Consider this example of a standard RSpec example group:

describe 'Basic Spec Structure' do
  context 'when simple logic tests are applied' do
    it 'will agree that true almost certainly not false' do
      expect(true).to_not be false
    end

    it 'will agree that true is pretty definitely true' do
      expect(true).to be true
    end
  end
end

describe 'Simple Scenarios' do
  context 'with an instance variable' do
    it 'will establish a variable' do
      @active = 'testing'
      expect(@active).to eq 'testing'
    end

    it 'will reference the instance variable' do
      puts "@active = #{@active}"
      expect(@active).to eq 'testing'
    end
  end
end

Now consider how this can work with Specify. You will have a "steps" block. Within that, all examples run in order of specification. State is preserved between examples within the "steps" block. If any example inside the "steps" block fails, all remaining steps will be marked as pending and thus skipped.

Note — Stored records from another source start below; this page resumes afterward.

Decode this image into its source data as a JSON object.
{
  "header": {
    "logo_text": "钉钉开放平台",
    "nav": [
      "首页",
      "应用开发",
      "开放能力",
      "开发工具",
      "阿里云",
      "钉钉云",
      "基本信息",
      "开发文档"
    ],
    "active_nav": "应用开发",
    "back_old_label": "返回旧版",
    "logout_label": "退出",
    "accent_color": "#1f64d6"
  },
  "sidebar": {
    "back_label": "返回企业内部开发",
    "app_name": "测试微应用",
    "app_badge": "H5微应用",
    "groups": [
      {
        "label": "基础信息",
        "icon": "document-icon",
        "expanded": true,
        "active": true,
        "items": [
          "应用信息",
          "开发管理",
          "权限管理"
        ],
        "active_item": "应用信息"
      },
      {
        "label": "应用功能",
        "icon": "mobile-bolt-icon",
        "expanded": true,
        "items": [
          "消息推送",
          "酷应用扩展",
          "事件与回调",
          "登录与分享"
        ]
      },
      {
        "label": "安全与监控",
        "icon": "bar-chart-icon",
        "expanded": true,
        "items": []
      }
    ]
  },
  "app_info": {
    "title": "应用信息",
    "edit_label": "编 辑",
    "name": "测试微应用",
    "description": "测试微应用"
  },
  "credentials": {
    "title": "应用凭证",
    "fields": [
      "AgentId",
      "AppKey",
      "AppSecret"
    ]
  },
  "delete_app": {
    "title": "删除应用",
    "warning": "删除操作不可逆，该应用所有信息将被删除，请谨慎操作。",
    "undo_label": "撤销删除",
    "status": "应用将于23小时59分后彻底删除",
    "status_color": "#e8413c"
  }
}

context 'when simple logic tests are applied' do
  steps do
    Given 'true is almost certainly not false' do
      expect(true).to_not be false
    end

    Given 'true is pretty definitely true' do
      expect(true).to be true
    end
  end
end

context 'Simple Scenarios' do
  steps 'with an instance variable' do
    When 'it establishes an instance variable' do
      @active = 'testing'
      expect(@active).to eq 'testing'
    end

    Then 'that instance variable can be referenced' do
      puts "@active = #{@active}"
      expect(@active).to eq 'testing'
    end
  end
end

Shared Steps

You can use shared_steps to define a block that will be evaluated in the context of an example. The example must use the include_steps directive. Here is an example of some shared steps:

shared_steps 'login' do |email, password|
  When 'I go to login page' do
    puts 'Go to the login page'
  end

  When 'I put credentials' do
    puts "Email: #{email}, Password: #{password}"
  end
end

shared_steps 'invalid login' do
  Then 'I should see login error' do
    puts 'Expect a login error'
  end
end

Here is how those steps can be used:

context 'action' do
  steps 'User provides wrong email' do
    include_steps 'login', 'jeff', 'invalid'
    include_steps 'invalid login'
  end

  steps 'User provides wrong password' do
    include_steps 'login', '[email protected]', 'testing'
    include_steps 'invalid login'
  end
end

Contributing

To work on Specify:

  1. Fork the project.
  2. Create a feature branch. (git checkout -b my-new-feature)
  3. Commit your changes. (git commit -am 'new feature')
  4. Push the branch. (git push origin my-new-feature)
  5. Create a new pull request.

Authors

License

Specify is distributed under the MIT license.